The researchers found that when traditional bacterial culture identified a pathogen causing sepsis, there was usually an overabundance of genetic material from that pathogen in the corresponding plasma sample analyzed by mNGS. With this in mind, Kalantar programmed the model to identify organisms present in disproportionately high abundance relative to other microbes in the sample, and then compare them to a benchmark of well-known sepsis-causing microbes.
“On top of that, we also noted down any viruses that were detected, even if they were at lower levels, because they really shouldn’t be there,” Kalantar explained. “With this relatively simple set of rules, we were able to do quite well.”
“Nearly perfect” performance
The researchers found that the mNGS method and their corresponding model worked better than expected: they were able to identify 99% of confirmed cases of bacterial sepsis, 92% of confirmed cases of viral sepsis, and were able to predict sepsis in 74% of cases clinically. suspects. who had not been definitively diagnosed.
“We expected good performance, even great performance, but it was almost perfect,” said Lucile Neyton, Ph.D., postdoctoral researcher at Calfee Lab and co-first author of the study. “Using this approach, we get a pretty good idea of what’s causing the disease, and we know with relatively high confidence whether a patient has sepsis or not.”

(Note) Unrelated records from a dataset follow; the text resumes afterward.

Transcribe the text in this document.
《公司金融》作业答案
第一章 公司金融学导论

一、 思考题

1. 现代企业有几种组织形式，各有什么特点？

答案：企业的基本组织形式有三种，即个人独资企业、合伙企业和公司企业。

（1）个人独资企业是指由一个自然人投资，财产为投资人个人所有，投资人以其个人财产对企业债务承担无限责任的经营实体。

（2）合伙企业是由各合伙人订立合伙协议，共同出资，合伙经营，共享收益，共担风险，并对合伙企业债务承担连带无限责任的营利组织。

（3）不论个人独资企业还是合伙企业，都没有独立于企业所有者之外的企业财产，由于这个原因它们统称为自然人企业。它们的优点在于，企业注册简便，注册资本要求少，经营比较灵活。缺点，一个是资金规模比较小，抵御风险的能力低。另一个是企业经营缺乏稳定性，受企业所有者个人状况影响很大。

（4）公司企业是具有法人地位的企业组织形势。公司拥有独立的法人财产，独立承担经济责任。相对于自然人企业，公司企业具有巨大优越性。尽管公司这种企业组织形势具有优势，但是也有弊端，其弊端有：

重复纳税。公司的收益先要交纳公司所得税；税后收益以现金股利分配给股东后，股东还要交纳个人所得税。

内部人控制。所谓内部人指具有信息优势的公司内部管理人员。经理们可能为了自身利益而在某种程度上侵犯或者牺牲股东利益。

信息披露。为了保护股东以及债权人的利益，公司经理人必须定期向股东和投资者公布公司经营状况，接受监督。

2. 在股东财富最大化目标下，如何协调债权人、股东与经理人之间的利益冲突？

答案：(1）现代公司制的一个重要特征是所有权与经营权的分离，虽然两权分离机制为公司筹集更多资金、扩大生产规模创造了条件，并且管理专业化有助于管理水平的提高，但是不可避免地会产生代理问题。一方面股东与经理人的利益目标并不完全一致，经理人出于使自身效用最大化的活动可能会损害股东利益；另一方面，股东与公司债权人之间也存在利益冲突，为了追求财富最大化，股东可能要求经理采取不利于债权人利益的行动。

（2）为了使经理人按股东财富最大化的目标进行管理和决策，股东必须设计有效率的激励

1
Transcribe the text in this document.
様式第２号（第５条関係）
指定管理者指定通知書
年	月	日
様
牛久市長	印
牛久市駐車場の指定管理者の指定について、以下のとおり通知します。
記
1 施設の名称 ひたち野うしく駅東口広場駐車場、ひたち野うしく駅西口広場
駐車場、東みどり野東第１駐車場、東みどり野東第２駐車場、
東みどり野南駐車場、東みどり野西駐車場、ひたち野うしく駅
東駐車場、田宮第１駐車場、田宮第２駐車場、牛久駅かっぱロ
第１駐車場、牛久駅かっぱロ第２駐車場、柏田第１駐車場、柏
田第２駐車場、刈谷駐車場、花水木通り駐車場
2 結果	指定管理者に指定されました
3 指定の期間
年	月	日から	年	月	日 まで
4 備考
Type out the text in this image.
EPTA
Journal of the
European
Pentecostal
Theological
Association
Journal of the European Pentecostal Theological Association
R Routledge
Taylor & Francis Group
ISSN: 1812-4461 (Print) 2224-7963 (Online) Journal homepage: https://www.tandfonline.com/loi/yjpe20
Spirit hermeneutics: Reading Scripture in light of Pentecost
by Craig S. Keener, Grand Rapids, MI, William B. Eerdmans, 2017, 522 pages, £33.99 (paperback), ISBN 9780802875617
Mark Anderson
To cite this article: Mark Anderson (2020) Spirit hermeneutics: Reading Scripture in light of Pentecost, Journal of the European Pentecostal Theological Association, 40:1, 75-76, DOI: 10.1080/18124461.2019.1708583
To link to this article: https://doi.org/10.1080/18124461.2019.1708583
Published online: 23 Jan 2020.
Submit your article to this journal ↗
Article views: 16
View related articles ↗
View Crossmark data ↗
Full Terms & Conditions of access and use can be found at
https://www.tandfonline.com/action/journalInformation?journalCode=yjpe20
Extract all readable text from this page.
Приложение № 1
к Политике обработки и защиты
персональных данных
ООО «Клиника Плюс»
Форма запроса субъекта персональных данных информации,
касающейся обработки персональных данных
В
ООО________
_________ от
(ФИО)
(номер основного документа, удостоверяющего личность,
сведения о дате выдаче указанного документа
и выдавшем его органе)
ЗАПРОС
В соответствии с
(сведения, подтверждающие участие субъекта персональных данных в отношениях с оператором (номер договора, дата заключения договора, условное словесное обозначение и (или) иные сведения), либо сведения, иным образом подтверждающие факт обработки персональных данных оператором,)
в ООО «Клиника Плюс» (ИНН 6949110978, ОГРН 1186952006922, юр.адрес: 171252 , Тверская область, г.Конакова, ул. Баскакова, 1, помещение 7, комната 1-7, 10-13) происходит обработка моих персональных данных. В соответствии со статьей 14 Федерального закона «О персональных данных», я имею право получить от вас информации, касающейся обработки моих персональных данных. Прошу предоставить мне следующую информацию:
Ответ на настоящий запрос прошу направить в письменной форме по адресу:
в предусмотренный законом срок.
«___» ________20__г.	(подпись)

The team was also thrilled to discover that they could use this combined method of host response and microbial detection to diagnose sepsis using plasma samples, which are routinely taken from most patients. as part of standard clinical care. “The fact that you can actually identify patients with sepsis from this type of widely available and easy-to-collect sample has big implications for practical utility,” Langelier said.
The idea for the work stems from previous research by Langelier, Kalantar, Calfee, UCSF researcher and president of CZ Biohub, Joe DeRisi, Ph.D., and their colleagues, in which they used mNGS to effectively diagnose lower respiratory tract infections in critically ill patients. . Because the method worked so well, “we wanted to see if the same kind of approach could work in the sepsis setting,” Kalantar said.
The team hopes to build on this successful diagnostic technique by developing a model that can also predict antibiotic resistance in pathogens detected with this method. “We’ve had success doing this for respiratory infections, but no one has found a good approach for sepsis,” Langelier said.
Additionally, the researchers hope to eventually be able to predict sepsis patient outcomes, “such as mortality or length of hospital stay, which would provide key insights that would allow clinicians to better care for their patients and tailor patient resources. who need it the most,” Langelier said.
“There’s a lot of potential for new sequencing approaches like this to help us more accurately identify the causes of a patient’s severe disease,” Calfee added. “If we can do that, it’s the first step towards precision medicine and understanding what’s going on at an individual patient level.”
Kalantar, KL, et al. (2022) Integrated host-microbe plasma metagenomics for the diagnosis of sepsis in a prospective cohort of critically ill adults. Natural microbiology. doi.org/10.1038/s41564-022-01237-2.